Exterminator

Meet the new year, same as the old year....

Meet the new year, same as the old year. Radicalism doesn’t pay, complacency’s at an all-time high, so keep your head down, smile for the cameras, mind your language and stick to the Third Way. The music scene’s not so hot, either. That we could do with a fully plugged-in, turned-on, fucked-off Primal Scream at this point is hardly front-page news; for ‘Exterminator’ to pulverise the senses with quite such righteous, incendiary beauty most definitely is.

Nineteen-ninety-seven’s ‘Vanishing Point’ was an impressive but predominantly bleak renaissance. More pertinently, Bobby Gillespie didn’t appear to be on half of it, a serious problem considering the man is both Primal Scream’s inspirational divining rod and public conscience. But his agitated spirit pervades ‘Exterminator’ and percolates throughout the record’s ferocious assimilation of a host of customised Scream modes: chemical funk, free-jazz skronk, cosmic rock, molten noise. If it had a colour, ‘Exterminator’ would be blinding white, the colour of detonation and redemption and, above all, purity. “I’m going down to the underground”, sings Bobby on ‘Keep Your Dreams’, the album’s keystone and a hymnal stab of hope amidst the vitriol, “as deep as I can go”.

It’s time, they’re saying, to take sides. Opener ‘Kill All Hippies’ lays bare the dichotomy “You got the money, I got the soul” before ‘Accelerator’ wastes the opposition in the heat of Kevin Shields’ scorched guitar policy and Gillespie’s ecstatic exhortation to “Come on! Come on!”. This infernal marriage of The Stooges and a just-launched Intercontinental Ballistic Missile suggests Shields has been pivotal in the Scream, pushing themselves ever further towards the extremities of sound. The title track, meanwhile, is a marvellously insistent loping groover, rife with hysterical synth blasts and Gillespie’s alliterative spiel: “Septicaemic interzone/Psychic distortion/ Satellite sickness/TV junk… No civil disobedience”.

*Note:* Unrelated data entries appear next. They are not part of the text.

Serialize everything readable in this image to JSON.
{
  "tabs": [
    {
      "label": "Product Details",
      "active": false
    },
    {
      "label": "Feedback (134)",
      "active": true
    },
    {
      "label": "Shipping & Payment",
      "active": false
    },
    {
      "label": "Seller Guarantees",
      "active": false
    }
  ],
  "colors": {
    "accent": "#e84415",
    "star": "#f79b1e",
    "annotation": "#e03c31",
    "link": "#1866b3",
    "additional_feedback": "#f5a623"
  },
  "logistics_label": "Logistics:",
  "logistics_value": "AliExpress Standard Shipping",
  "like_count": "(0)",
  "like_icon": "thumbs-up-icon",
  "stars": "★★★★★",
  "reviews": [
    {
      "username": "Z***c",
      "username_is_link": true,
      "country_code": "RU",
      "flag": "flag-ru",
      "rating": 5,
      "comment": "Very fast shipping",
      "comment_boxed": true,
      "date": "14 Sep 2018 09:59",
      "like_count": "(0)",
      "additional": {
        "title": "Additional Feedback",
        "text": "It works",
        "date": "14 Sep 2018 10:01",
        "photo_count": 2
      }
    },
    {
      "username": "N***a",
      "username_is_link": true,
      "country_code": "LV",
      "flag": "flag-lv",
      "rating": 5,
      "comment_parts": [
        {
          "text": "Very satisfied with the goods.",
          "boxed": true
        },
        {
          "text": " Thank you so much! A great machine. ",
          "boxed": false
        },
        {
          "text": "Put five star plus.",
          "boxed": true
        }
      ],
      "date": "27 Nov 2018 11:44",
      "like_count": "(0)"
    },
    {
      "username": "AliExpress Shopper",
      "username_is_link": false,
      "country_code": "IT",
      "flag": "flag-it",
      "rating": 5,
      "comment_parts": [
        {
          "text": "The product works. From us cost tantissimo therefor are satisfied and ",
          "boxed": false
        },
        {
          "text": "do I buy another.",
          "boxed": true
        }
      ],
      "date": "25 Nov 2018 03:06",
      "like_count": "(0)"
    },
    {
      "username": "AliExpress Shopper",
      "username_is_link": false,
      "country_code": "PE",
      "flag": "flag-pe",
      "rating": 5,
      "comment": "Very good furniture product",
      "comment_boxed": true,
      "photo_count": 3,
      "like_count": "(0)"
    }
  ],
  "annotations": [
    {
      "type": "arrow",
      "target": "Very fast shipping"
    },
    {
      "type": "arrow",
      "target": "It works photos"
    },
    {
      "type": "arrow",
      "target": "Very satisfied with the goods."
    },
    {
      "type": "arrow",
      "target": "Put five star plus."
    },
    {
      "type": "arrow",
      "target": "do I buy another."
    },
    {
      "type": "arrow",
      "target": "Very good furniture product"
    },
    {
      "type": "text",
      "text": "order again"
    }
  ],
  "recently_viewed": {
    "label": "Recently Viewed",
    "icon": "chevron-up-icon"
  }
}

The notion that our lives are orchestrated by a global capitalist cartel won’t ruffle the denizens of yer local Marxist bookshop, but in the realm of contemporary pop music a song like ‘Swastika Eyes’ is a devastating deviation from the conformist norm. Why The Chemical Brothers’ mix was released as a single over the pulsating mayhem of Jagz Kooner’s version remains a mystery but at least the latter is afforded its rightful prominence here, highlighting among other things the propulsive bass genius of Gary Mounfield and Bobby G’s fondness for the word ‘syphilitic’, which duly appears on two further tracks: ‘Pills’, a queasy bathroom-mirror rant (key refrain: “Fuck, fuck/Sick/Fuck, fuck/Sick/Fuck…”) and the aforementioned ‘Keep Your Dreams’, where the sorrowful swirl of Joy Division’s ‘Decades’ receives a narcotic makeover.

Indeed, for all the celebrated outside input aside from Shields, whose stunning ‘MBV Arkestra’ mix of ‘If They Move Kill ‘Em’ makes a not unwelcome reappearance, there are contributions from David Holmes and The Automator, plus thank you’s to Liam Howlett and Can’s Jaki Liebezeit none is more telling than Bernard Sumner’s unmistakable guitar on the closing ‘Shoot Speed Kill Light’, a euphoric flight away from the preceding madness and, by implication, towards a better place.

You might consider it a shocking indictment of our times that the angriest, least compromised, most utterly justified pop record in years has been made by a group of people nearing the age of 40. And you might be right. But you simply can’t deny the deranged majesty of Primal Scream and their ‘Exterminator’. It’s war you can dance to.